Il trend generale della produzione italiana di materie prime è in decrescita. Quali sono i possibili strumenti da utilizzare per invertire questa dinamica?

È inutile girarci attorno, fare reddito producendo materie prime di base senza entrare nel circuito virtuoso di filiere ad alto valore aggiunto è sempre più difficile per un’agricoltura dai costi di produzione alti e dalle strutture mediamente piccole come quelle italiane. Una bassa redditività che spesso ha attivato – in una spirale negativa – la sequenza: bassa qualità-scarsa remunerazione-stasi o riduzione degli investimenti-abbassamento ulteriore della qualità-riduzione ulteriore della remunerazione. In tale contesto risulta difficile cogliere le opportunità nell’ambito di questa importante filiera per consentire all’imprenditore agricolo un’adeguata valorizzazione sul mercato della propria produzione e il suo orientamento alla domanda delle industrie di trasformazione.
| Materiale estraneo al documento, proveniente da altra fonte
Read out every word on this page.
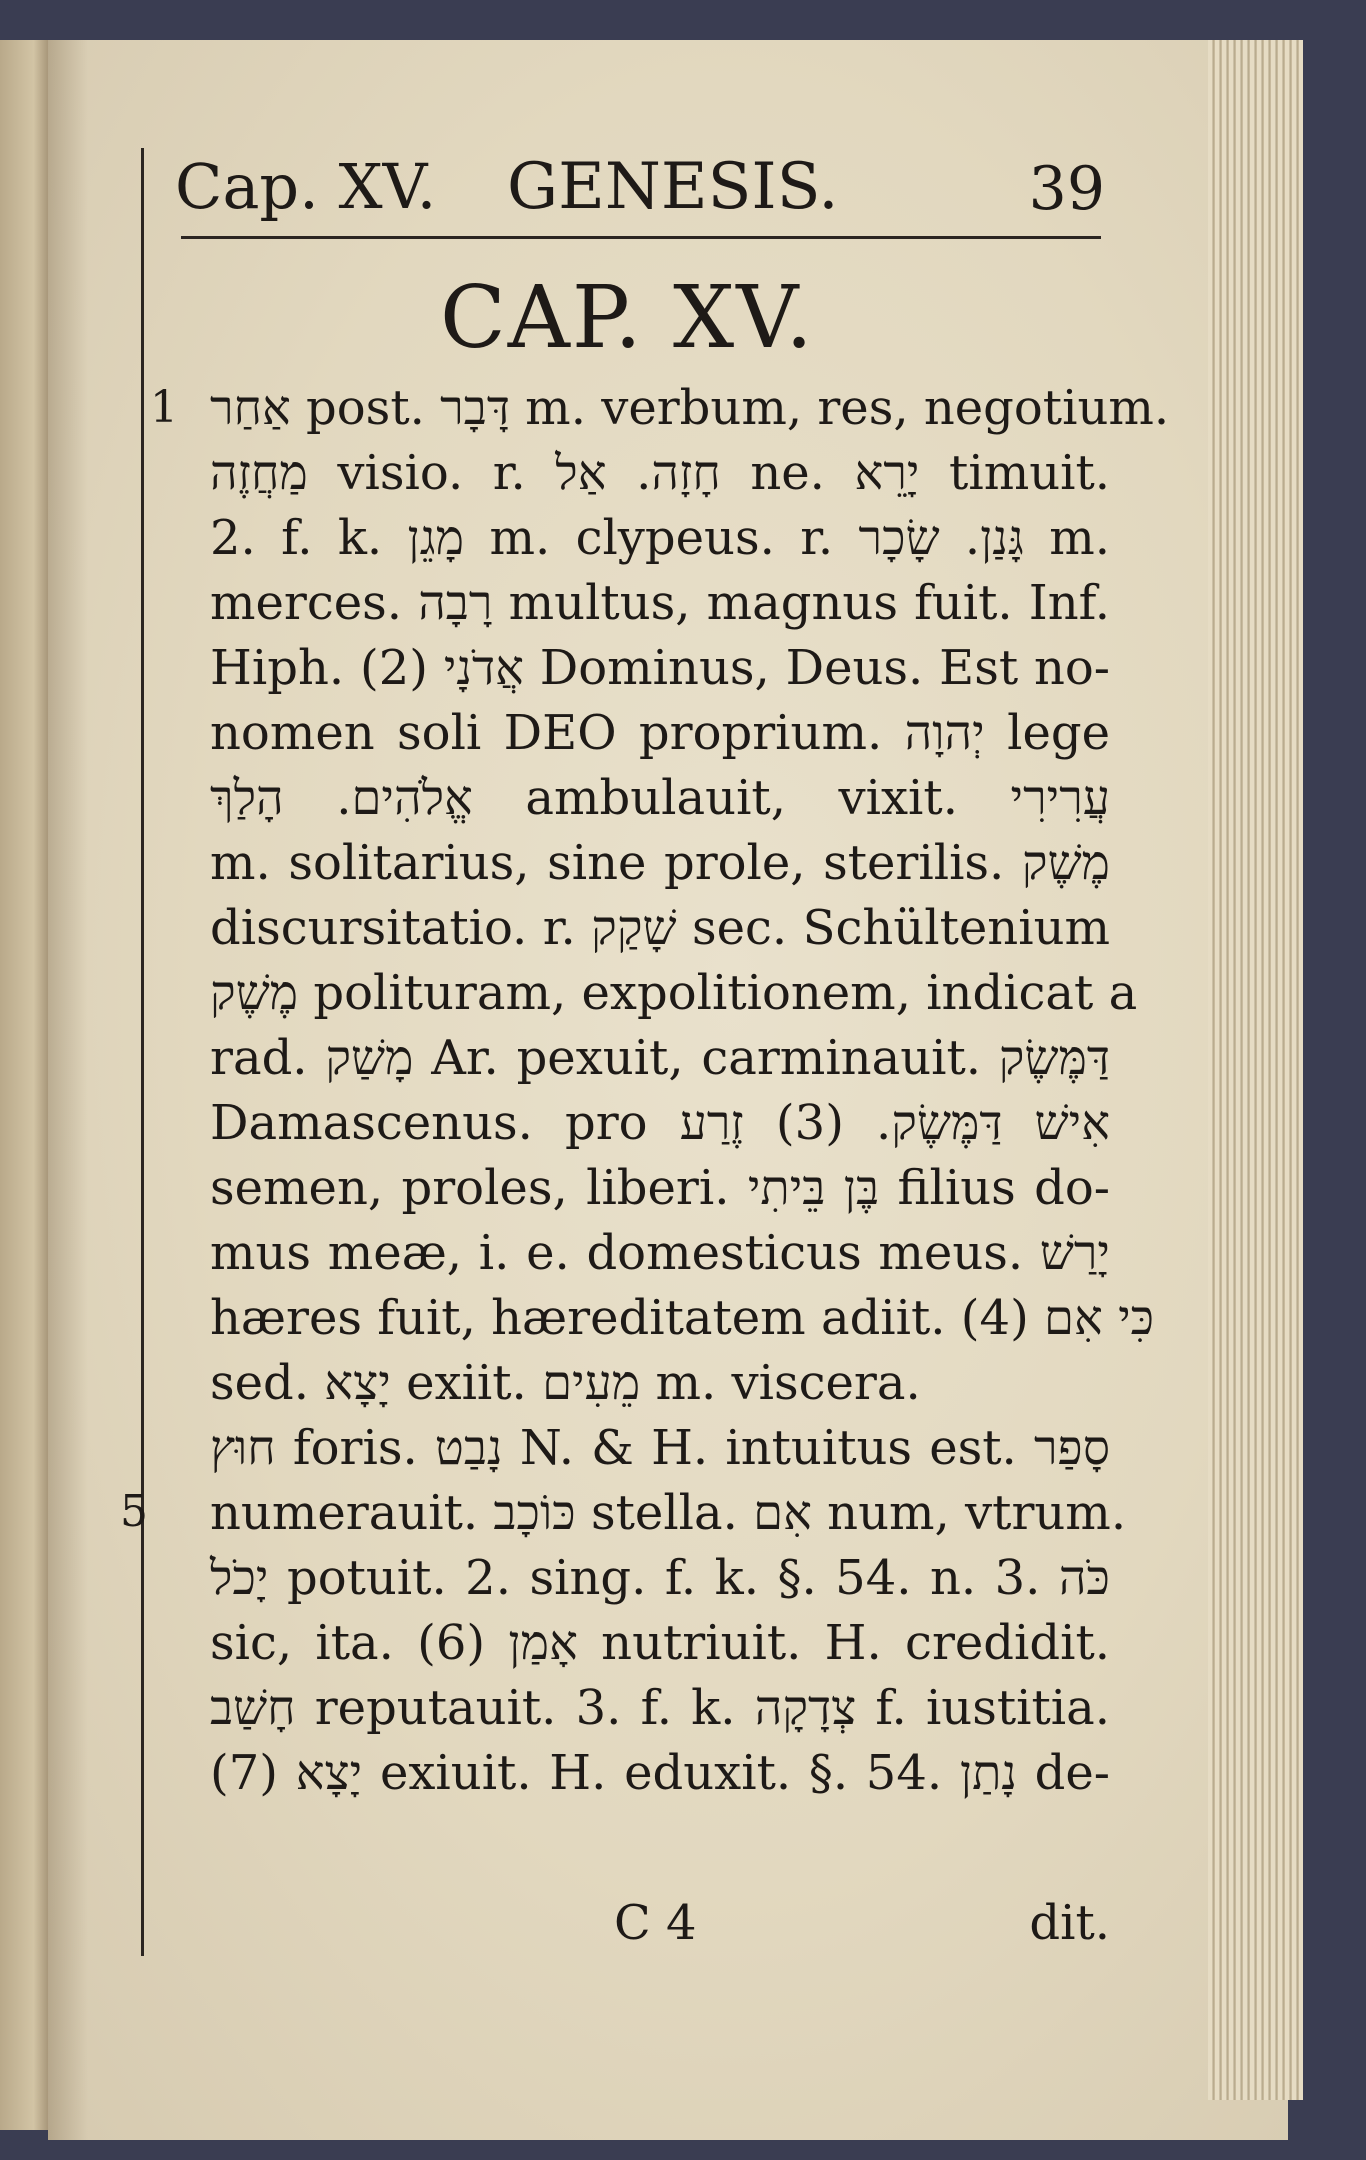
Cap. XV. GENESIS.	39
CAP. XV.
1
5
אַחַר post. דָּבָר m. verbum, res, negotium.
מַחֲזֶה visio. r. חָזָה. אַל ne. יָרֵא timuit.
2. f. k. מָגֵן m. clypeus. r. גָּנַן. שָׂכָר m.
merces. רָבָה multus, magnus fuit. Inf.
Hiph. (2) אֲדֹנָי Dominus, Deus. Est no-
nomen soli DEO proprium. יְהוָה lege
אֱלֹהִים. הָלַךְ ambulauit, vixit. עֲרִירִי
m. solitarius, sine prole, sterilis. מֶשֶׁק
discursitatio. r. שָׁקַק sec. Schültenium
מֶשֶׁק polituram, expolitionem, indicat a
rad. מָשַׁק Ar. pexuit, carminauit. דַּמֶּשֶׂק
Damascenus. pro אִישׁ דַּמֶּשֶׂק. (3) זֶרַע
semen, proles, liberi. בֶּן בֵּיתִי filius do-
mus meæ, i. e. domesticus meus. יָרַשׁ
hæres fuit, hæreditatem adiit. (4) כִּי אִם
sed. יָצָא exiit. מֵעִים m. viscera.
חוּץ foris. נָבַט N. & H. intuitus est. סָפַר
numerauit. כּוֹכָב stella. אִם num, vtrum.
יָכֹל potuit. 2. sing. f. k. §. 54. n. 3. כֹּה
sic, ita. (6) אָמַן nutriuit. H. credidit.
חָשַׁב reputauit. 3. f. k. צְדָקָה f. iustitia.
(7) יָצָא exiuit. H. eduxit. §. 54. נָתַן de-
C 4	dit.
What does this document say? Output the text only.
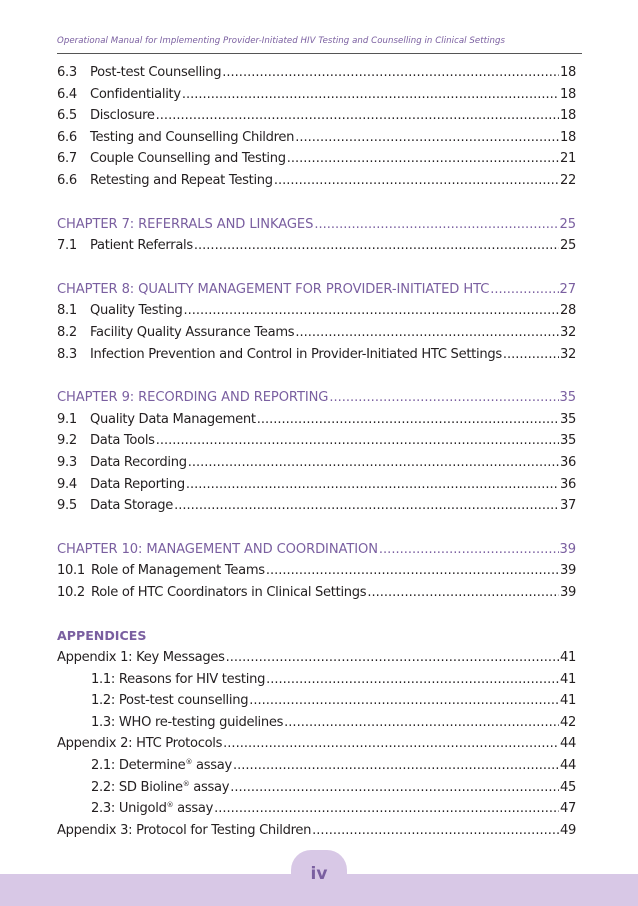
Operational Manual for Implementing Provider-Initiated HIV Testing and Counselling in Clinical Settings
6.3 Post-test Counselling .....	18
6.4 Confidentiality .....	18
6.5 Disclosure .....	18
6.6 Testing and Counselling Children .....	18
6.7 Couple Counselling and Testing .....	21
6.6 Retesting and Repeat Testing .....	22
CHAPTER 7: REFERRALS AND LINKAGES .....	25
7.1 Patient Referrals .....	25
CHAPTER 8: QUALITY MANAGEMENT FOR PROVIDER-INITIATED HTC .....	27
8.1 Quality Testing .....	28
8.2 Facility Quality Assurance Teams .....	32
8.3 Infection Prevention and Control in Provider-Initiated HTC Settings .....	32
CHAPTER 9: RECORDING AND REPORTING .....	35
9.1 Quality Data Management .....	35
9.2 Data Tools .....	35
9.3 Data Recording .....	36
9.4 Data Reporting .....	36
9.5 Data Storage .....	37
CHAPTER 10: MANAGEMENT AND COORDINATION .....	39
10.1 Role of Management Teams .....	39
10.2 Role of HTC Coordinators in Clinical Settings .....	39
APPENDICES
Appendix 1: Key Messages .....	41
1.1: Reasons for HIV testing .....	41
1.2: Post-test counselling .....	41
1.3: WHO re-testing guidelines .....	42
Appendix 2: HTC Protocols .....	44
2.1: Determine® assay .....	44
2.2: SD Bioline® assay .....	45
2.3: Unigold® assay .....	47
Appendix 3: Protocol for Testing Children .....	49
iv
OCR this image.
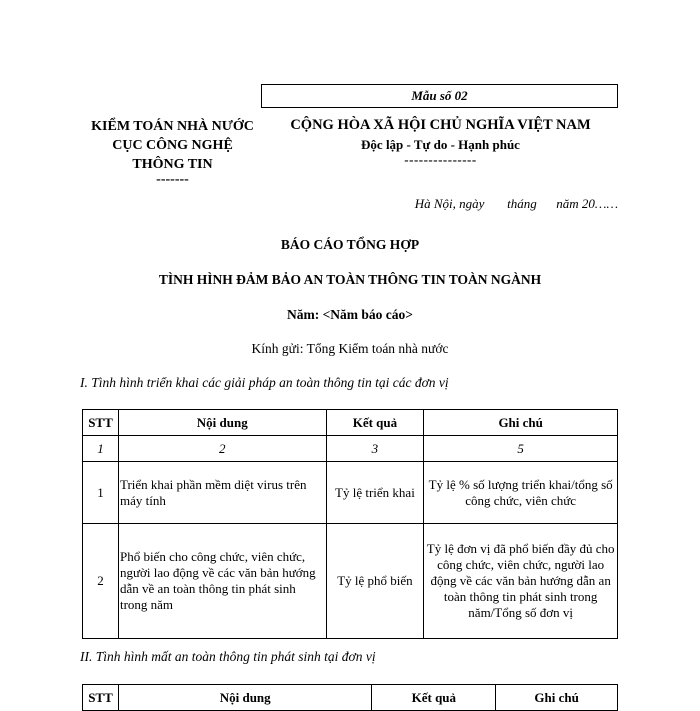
Mẫu số 02
KIỂM TOÁN NHÀ NƯỚC
CỤC CÔNG NGHỆ
THÔNG TIN
-------
CỘNG HÒA XÃ HỘI CHỦ NGHĨA VIỆT NAM
Độc lập - Tự do - Hạnh phúc
---------------
Hà Nội, ngày       tháng      năm 20……
BÁO CÁO TỔNG HỢP
TÌNH HÌNH ĐẢM BẢO AN TOÀN THÔNG TIN TOÀN NGÀNH
Năm: <Năm báo cáo>
Kính gửi: Tổng Kiểm toán nhà nước
I. Tình hình triển khai các giải pháp an toàn thông tin tại các đơn vị
STT	Nội dung	Kết quả	Ghi chú
1	2	3	5
1	Triển khai phần mềm diệt virus trên máy tính	Tỷ lệ triển khai	Tỷ lệ % số lượng triển khai/tổng số công chức, viên chức
2	Phổ biến cho công chức, viên chức, người lao động về các văn bản hướng dẫn về an toàn thông tin phát sinh trong năm	Tỷ lệ phổ biến	Tỷ lệ đơn vị đã phổ biến đầy đủ cho công chức, viên chức, người lao động về các văn bản hướng dẫn an toàn thông tin phát sinh trong năm/Tổng số đơn vị
II. Tình hình mất an toàn thông tin phát sinh tại đơn vị
STT	Nội dung	Kết quả	Ghi chú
Potenzialità ne esistono, se non altro perché stiamo parlando di una filiera – quella dei cereali – alla base di produzioni di grande rilevanza per il made in Italy agroalimentare e per le quali l’Italia presenta un tasso di autoapprovvigionamento di materia prima piuttosto basso.

L’ISMEA ha evidenziato, attraverso uno studio recente, come promuovere i contratti di filiera/coltivazione presenta grandi vantaggi per tutti i partecipanti alla catena del valore favorendo il dialogo tra gli attori, la condivisione degli obiettivi e dei parametri tecnici attraverso disciplinari di produzione e, quindi, la possibilità di trasformare il tutto in una premialità di prezzo anche per l’agricoltore. C’è poi il tema della conservazione della qualità prodotta in azienda che coinvolge lo stoccaggio, ruolo nodale tra produzione agricola e utilizzi industriali. Si tratta di una delle maggiori criticità della filiera, essendo i centri di raccolta spesso obsoleti e di piccole dimensioni, non in grado di consentire la differenziazione della granella per partite qualitativamente omogenee. Senza volere esagerare in indicazioni, credo che un ulteriore cenno debba essere fatto riguardo ad un maggiore collegamento con la realtà produttiva della ricerca: aumento rese, miglioramento genetico, resistenza a stress idrici, individuazione e adozione di sistemi di coltivazione più sostenibili, sono tutte tematiche dove comincia a sentirsi l’esigenza di approfondimenti.

L’utilizzo delle nuove tenologie (Nbt) potrebbe essere una soluzione praticabile per il contesto agricolo italiano?

Nonostante si prospettino alcune possibili opportunità, è inutile illudere o illudersi senza prima avere affrontato l’esigenza di fare chiarezza riguardo le definizioni, le direttive e i regolamenti di applicazione e i conseguenti protocolli per la verifica sperimentale in campo delle applicazioni delle nuove tecniche di selezione e miglioramento vegetale. È probabilmente poco utile continuare a fare battaglie e rivendicazioni sul passato che rischiano di distogliere energie dai problemi reali e dal futuro. È evidente che bisogna aiutare il comparto a essere competitivo nel rispetto di tutte le declinazioni della sostenibilità: sociale, ambientale ed economica. Non è escluso che la ricerca in futuro possa riservare in questo senso delle positive sorprese che magari trovino anche favorevole accoglienza da parte del consumatore che, non ci dimentichiamo, è quello che in ultimo decide del successo o dell’insuccesso di un prodotto.